Thanks for the pointer.

Thanks for working on this! I'm not familiar with how the benchmarking framework works, so someone else should definitely have a look.

Does the framework automatically account for and filter out noisy results? I'm guessing that tiny memcmp() will have a lot of run-to-run variation.

The framework will grow number of iterations until measurements stabilize. This is usually sufficient. However it will not do statistical significance testing for you (which is what I've done in the attached PDF just to be sure).

lebedev.ri added inline comments.Jul 3 2019, 2:48 AM
MicroBenchmarks/MemFunctions/main.cpp
44

This may be paranoia, but i'm not sure this is sufficient to guarantee that compiler *can't* just look into p/q.
I'd suggest adding this here:

benchmark::DoNotOptimize(p);
benchmark::DoNotOptimize(q);

benchmark::ClobberMemory(p);
benchmark::ClobberMemory(q);

(i see that you do that for std::vector<char>'s already, but you have already acquired _storage.data()..)

courbet marked an inline comment as done.Jul 3 2019, 3:50 AM
courbet added inline comments.
MicroBenchmarks/MemFunctions/main.cpp
44

Sounds reasonable. I've even moved the ClobberMemory inside the call (and verified that benchmark numbers do not change).

courbet updated this revision to Diff 207750.Jul 3 2019, 3:50 AM

Be evel less permissive as to what we allow the compiler to see.

lebedev.ri added inline comments.Jul 3 2019, 5:08 AM
MicroBenchmarks/MemFunctions/main.cpp
30

Magical constant
I'm guessing that by 4096 you limit the maximal size of p and q buffers,
implying that they should fit into L1 cache?
Do you want to use the actual L1 size instead?
Otherwise,

static constexpr size_t kMaxBufSizeBytes = 4096;
constexpr size_t kNumElements = kMaxBufSizeBytes / kSize;
courbet updated this revision to Diff 207762.Jul 3 2019, 5:10 AM

Name magical constant.

courbet updated this revision to Diff 207763.Jul 3 2019, 5:12 AM

Add comment for buffer size.

courbet marked an inline comment as done.Jul 3 2019, 5:13 AM
courbet added inline comments.
MicroBenchmarks/MemFunctions/main.cpp
30

It's combination of things, among which caching. But you're right that this warrants a comment. Done.

lebedev.ri accepted this revision.Jul 3 2019, 5:19 AM
lebedev.ri marked an inline comment as done.

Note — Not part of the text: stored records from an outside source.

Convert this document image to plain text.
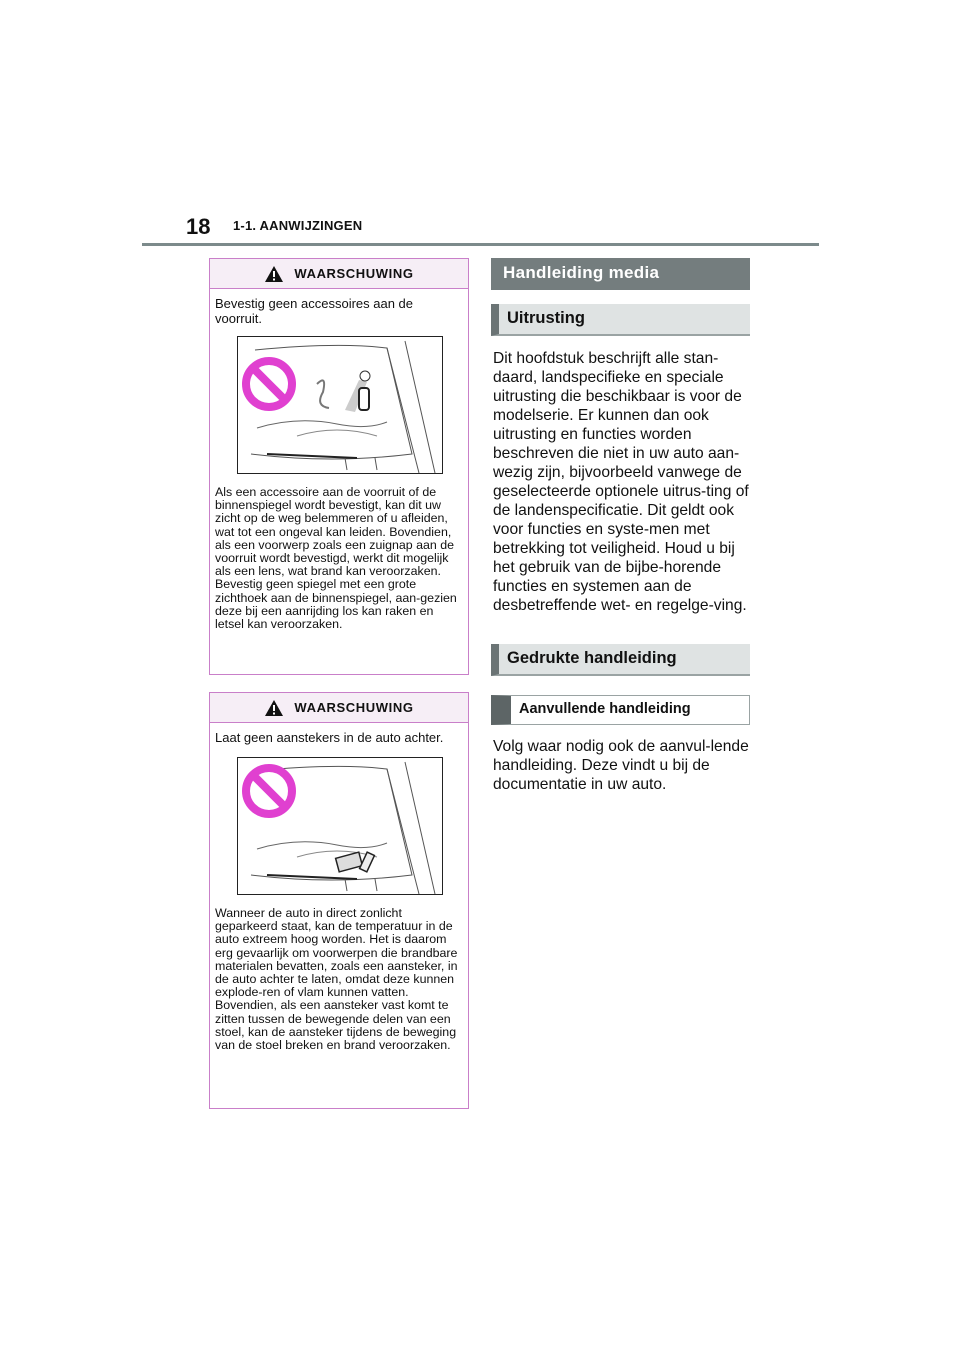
18 1-1. AANWIJZINGEN
WAARSCHUWING
Bevestig geen accessoires aan de voorruit.
Als een accessoire aan de voorruit of de binnenspiegel wordt bevestigt, kan dit uw zicht op de weg belemmeren of u afleiden, wat tot een ongeval kan leiden. Bovendien, als een voorwerp zoals een zuignap aan de voorruit wordt bevestigd, werkt dit mogelijk als een lens, wat brand kan veroorzaken. Bevestig geen spiegel met een grote zichthoek aan de binnenspiegel, aan-gezien deze bij een aanrijding los kan raken en letsel kan veroorzaken.
WAARSCHUWING
Laat geen aanstekers in de auto achter.
Wanneer de auto in direct zonlicht geparkeerd staat, kan de temperatuur in de auto extreem hoog worden. Het is daarom erg gevaarlijk om voorwerpen die brandbare materialen bevatten, zoals een aansteker, in de auto achter te laten, omdat deze kunnen explode-ren of vlam kunnen vatten. Bovendien, als een aansteker vast komt te zitten tussen de bewegende delen van een stoel, kan de aansteker tijdens de beweging van de stoel breken en brand veroorzaken.
Handleiding media
Uitrusting
Dit hoofdstuk beschrijft alle stan-daard, landspecifieke en speciale uitrusting die beschikbaar is voor de modelserie. Er kunnen dan ook uitrusting en functies worden beschreven die niet in uw auto aan-wezig zijn, bijvoorbeeld vanwege de geselecteerde optionele uitrus-ting of de landenspecificatie. Dit geldt ook voor functies en syste-men met betrekking tot veiligheid. Houd u bij het gebruik van de bijbe-horende functies en systemen aan de desbetreffende wet- en regelge-ving.
Gedrukte handleiding
Aanvullende handleiding
Volg waar nodig ook de aanvul-lende handleiding. Deze vindt u bij de documentatie in uw auto.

Looks ok to me from benchmark perspective, but some more thoughts about the benchmark itself..

MicroBenchmarks/MemFunctions/main.cpp
44

Nice.

51

I think i'm forgetting about some magic.
All the predicates (EqZero, ...) take a single argument, how does this work if it passes two args?

59–67

To be noted, none of these is the actual memcmp, i think?

60

Does it matter that these take int while you always pass char?

This revision is now accepted and ready to land.Jul 3 2019, 5:19 AM
courbet updated this revision to Diff 207765.Jul 3 2019, 5:29 AM
courbet marked 3 inline comments as done.

Clarify top comment.

MicroBenchmarks/MemFunctions/main.cpp
51

I think you missed that the result of calling memcmp is passed to pred. Pred just defines which of ==, < or > we're benching. I updated the bench comment to make that clearer.

59–67

See my comment above.

60

See my comment above.

lebedev.ri marked an inline comment as done.Jul 3 2019, 5:33 AM
lebedev.ri added inline comments.
MicroBenchmarks/MemFunctions/main.cpp
51

Oh i see, that explains it, thanks!

xbolva00 added a subscriber: xbolva00.

lg too

This revision was automatically updated to reflect the committed changes.